Do mojej biblioteczki zawitało ponad 70 nowych książek (jestem więc na minusie jeśli chodzi o kupione, a przeczytane, ale mam nadzieję, że wkrótce to się zmieni), pierwszy raz zamówiłam EpikBox'a (klik), świętowałam 2 lata bloga (klik) i zorganizowałam rozdanie (klik)! :)
Moi książkowi faworyci (kolejność przypadkowa):
"Osobliwe i cudowne przypadki Avy Lavender" - moje największe zaskoczenie tego roku. Polecam!
recenzja: klik
2.
"Clovis La Fay. Magiczne akta Scotland Yardu" - świetny debiut polskiej autorki. Również polecam! :)
recenzja: klik
3.
"Duma i uprzedzenie" oraz "Opactwo Northanger" - mimo iż słowo "klasyka" niektórych odstrasza - naprawdę nie ma się czego bać! ;) Książki Jane Austen są naprawdę świetne i nie mają nic wspólnego ze szkolnymi lekturami - a z tym właśnie kojarzymy klasykę. Polecam!
Coś więcej tutaj: klik
4.
"Wielka czwórka" i "Dom nad kanałem" - uwielbiam Agathę Christie i wspominałam już o tym niejednokrotnie. :) W 2016 przeczytałam kilka kryminałów tej autorki lecz dwa wyżej wymienione najbardziej zapadły mi w pamięć. Dlaczego? W pierwszym mamy do czynienia z nietypową jak na kryminał fabułą, a w drugim główną rolę odgrywa wspaniała para detektywów - Tommy i Tuppence, których pokochałam całym sercem! ;) Polecam!!!
Najgorsze książki 2016:
1. Seria "After" Anny Todd
2. "Samotność bogów" Doroty Terakowskiej
3. "Dzień kolibra" Ewy Przybylskiej
Nie twierdzę, że te książki są tragicznie złe. Być może komuś z Was się podobały, jednak mi zupełnie nie przypadły do gustu.
Jakie plany na 2017?
1. Znów przeczytać 52 książki (choć mam nadzieję, że uda mi się pobić rekord i przeczytać ponad 55, ale zobaczymy) ;)
2. Mniej kupować!
3. Więcej czytać po angielsku!
A Wy? :) Jakie macie plany?
A powiem Ci szczerze, że u mne ilość przeczytanych książek, to było ok. 60 i mimo iż ten wynik jest ładny - to w tym roku biorę udział w wyzwaniu 73 książek! :D Chciałabym w tym roku napisać więcej postów, choć start mam jak na razie marny, niestety! :(
OdpowiedzUsuńClovis mnie ciekawi - ba!, nawet mam go na półcę, więc na pewno przeczytam :) Z klasyków nic nie czytałam, ale oglądałam film "Duma i uprzedzenie i zombie" - liczy się? XD A swoją drogą to polecam:3
Z tych trzech "perełek" na szczęście nie miałam do czynienia - i będę się ich wystrzegać! :D
Trzymam kciuki, że ten rok będzie dla Ciebie jeszcze lepszy, niż poprzedni!
Pozdrawiam!
Osobisty ósmy księżyc :)
Dlaczego się nie dziwię, że widzę After! :D hahah xd
OdpowiedzUsuńClovis i Ava <3 Cudowne książki! <3
Wow, zazdroszczę wyniku! 55 książek! A ja ze względu na studia i pracę przeczytałam tylko trochę ponad 30... :( Oby ten rok był lepszy. :)

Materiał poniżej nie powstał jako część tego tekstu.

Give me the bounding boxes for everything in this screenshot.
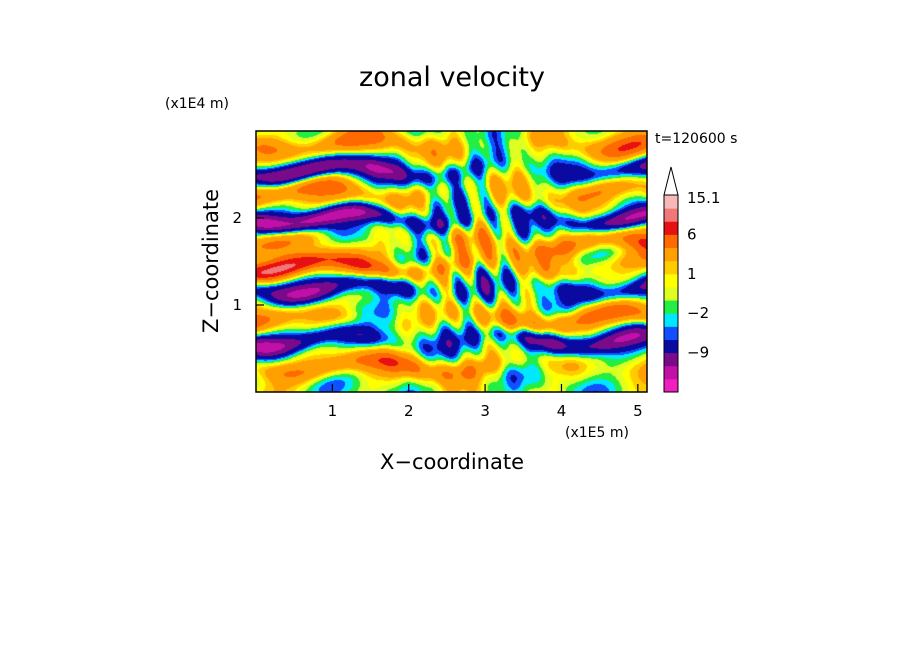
x-unit-label: (x1E5 m) [565,425,629,441]
tick-group: 1 2 3 4 5 1 2 [232,209,642,420]
x-tick-label: 1 [328,402,338,420]
colorbar-segment [664,352,678,367]
heatmap-canvas [256,131,647,392]
x-tick-label: 5 [633,402,643,420]
plot-area: 1 2 3 4 5 1 2 [232,130,648,420]
x-tick-label: 2 [404,402,414,420]
colorbar-segment [664,339,678,354]
colorbar-label: 1 [687,265,697,283]
colorbar-segment [664,273,678,288]
colorbar-segment [664,286,678,301]
plot-frame [255,130,648,393]
x-tick-label: 4 [557,402,567,420]
colorbar-segment [664,378,678,393]
time-label: t=120600 s [655,131,737,147]
y-axis-label: Z−coordinate [199,189,223,333]
colorbar-segment [664,247,678,262]
y-tick-label: 1 [232,296,242,314]
colorbar-segment [664,260,678,275]
colorbar-frame [663,194,679,393]
colorbar: 15.1 6 1 −2 −9 [663,166,720,393]
colorbar-label: 15.1 [687,189,720,207]
x-tick-label: 3 [480,402,490,420]
y-unit-label: (x1E4 m) [165,96,229,112]
chart-title: zonal velocity [359,62,545,93]
x-axis-label: X−coordinate [380,450,524,474]
colorbar-extend-arrow [663,166,679,196]
colorbar-segment [664,313,678,327]
colorbar-segment [664,208,678,222]
colorbar-label: 6 [687,225,697,243]
colorbar-segment [664,221,678,235]
y-tick-label: 2 [232,209,242,227]
colorbar-segment [664,234,678,249]
colorbar-segment [664,326,678,340]
colorbar-segment [664,365,678,380]
colorbar-segment [664,300,678,314]
colorbar-segment [664,195,678,209]
colorbar-label: −9 [687,344,709,362]
colorbar-label: −2 [687,304,709,322]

Sorki, że dopiero teraz piszę, ale w końcu znalazłam czas na nadrabianie blogosfery :D
Pozdrawiam <3
Jeśli Twoje poddasze wygląda tak jak na zdjęciu, to może przydadzą Ci się jednak regały wysięgnikowe? :p
OdpowiedzUsuńPiękne wyniki, Agatę Christie czytywałam kiedyś dużo. I jeszcze jakiś czas temu sporo książek kupowałam, teraz staram się wypożyczać. Chyba, że są to nowości, na które w bibliotece musiałabym jeszcze długo czekać.